In agreement with the scientist, during the first weeks, the authorities should have taken satellite images of high resolution of the impact of the hurricane in Puerto Rico to do studies and evaluate the damages. The image of the country changed with deforestation and it would be evident which communities were covered by vegetation and the density of structures that the trees hid before. In this way, the government could have made a real inventory of the residences that lost roofs, the fallen electrical overhead cables, and other information, before the vegetation naturally regrows.
“The scientific study is important to see how the island was left and understand changes that could occur later. It is vital, to have this historic record. This window was only available in the first weeks, and maximum one month after María,” he stated.
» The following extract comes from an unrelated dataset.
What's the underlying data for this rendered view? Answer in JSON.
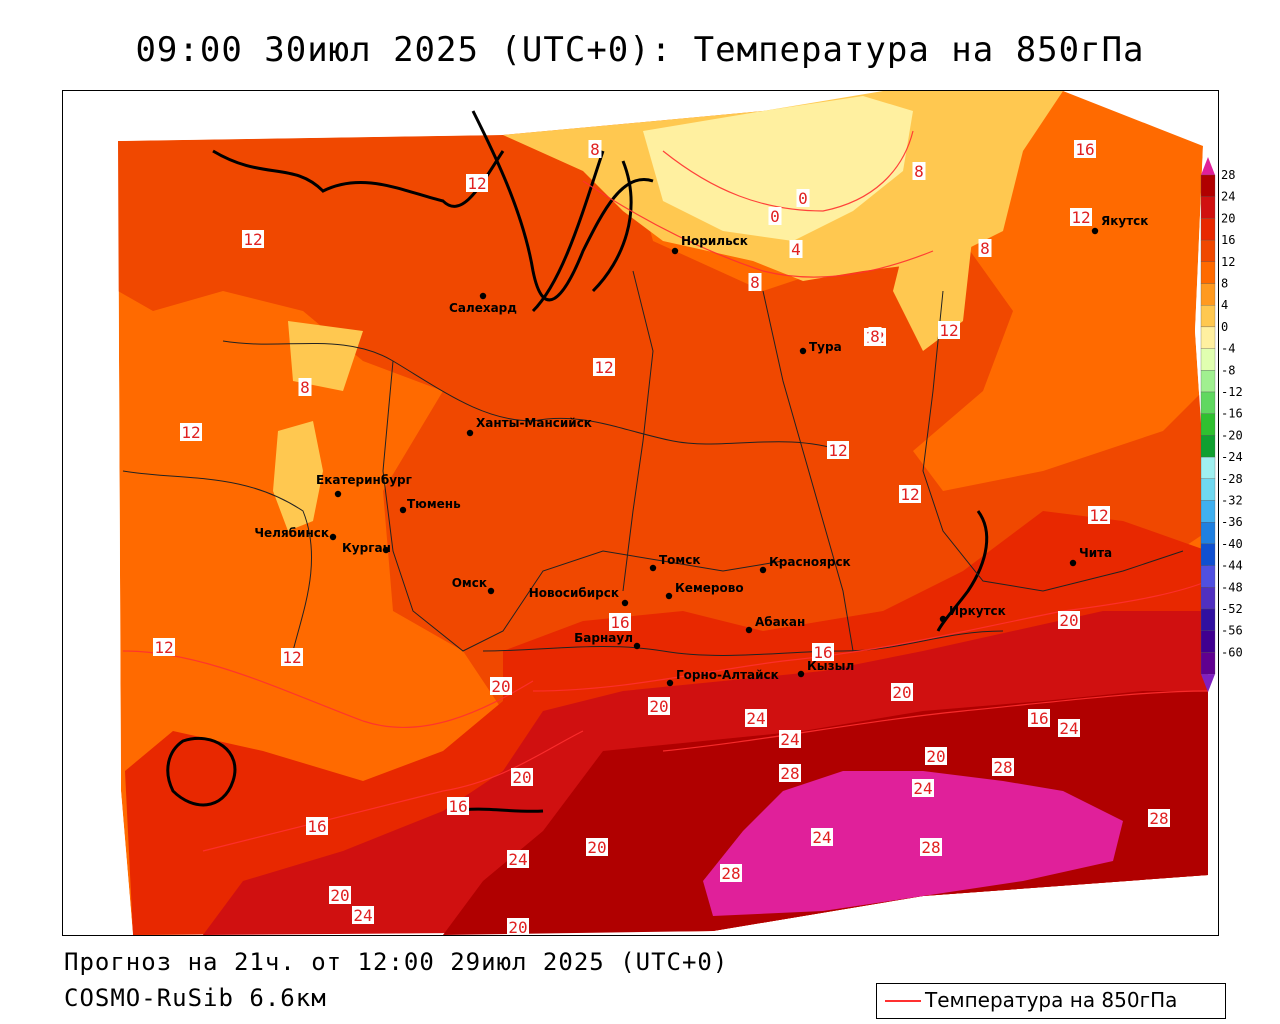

Call to the government to analyze the lessons of María
According to Dr. Bueno, the devastation in Puerto Rico after the battering of this hurricane is already discussed in academia, not as an isolated case but as an example of the category of hurricane that will be more and more common in the Caribbean as a product of climate change.
With 80% of the electrical system destroyed and thousands of citizens with their houses partially or totally destroyed, the reconstruction of Puerto Rico after Hurricane María represents a great opportunity to rebuild the island, a new infrastructure that is resistant, efficient and sustainable in the face of the climate that is coming.
For Bueno, the government should give what he calls “a qualitative jump” to rebuild from the transformation of social infrastructure to make it more resistant to this type of phenomenon. He also suggested that it is the moment to create a common space with the academia so that the construction is organized, thinking about the imminent risks that climate change has brought.
“The construction in Puerto Rico was done with the consideration of possible winds of up to 120 to 130 mph, but the reconstruction of the country should consider that more dramatic events could come,” insisted Molinelli.
For example, the government has to decide if it will relocate the residents of communities in areas vulnerable to flooding, landslides and coastal areas. He insisted that these areas would be in much greater risk according to how the effects of global warming are advanced.
“All of this needs to be evaluated and do a strategic relocation to get us out of the dangerous areas and the objective should be that what is built be outside of the zones of risk,” said Molinelli.
But with the changes in public policy of the President of the United States Donald Trump about the issue of climate change, the path for the reconstruction of Puerto Rico is more difficult since the new president not only reversed the international agreement of the USA to deal with the carbon emissions, but he also eliminated the federal programs on climate change and with them the funds that were assigned to make them happen.
“With the elimination of the policies of Obama to deal with emissions and the elimination of all of the federal programs that referred to climate change, the issue has been erased. How will be plan in the most vulnerable parts, if all of Puerto Rico is vulnerable? With these policies everything will be left in the hands of the local government,” he warned.
Since 2007, members of the scientific and academic community of Puerto Rico released a declaration to the government where 175 professores linked to the issue of climate change anticipated the changes in public policy that had to be taken to be prepared for the natural phenomenons as a product of global warming. However the warnings and recommendations were ignored.
This week a group of scientists and academics urged the government to stop construction in vulnerable areas and follow through with the public policy that for years existed in the current legislation, but that has been evaded by the functionaries in the moment of giving permits and endorsing construction projects.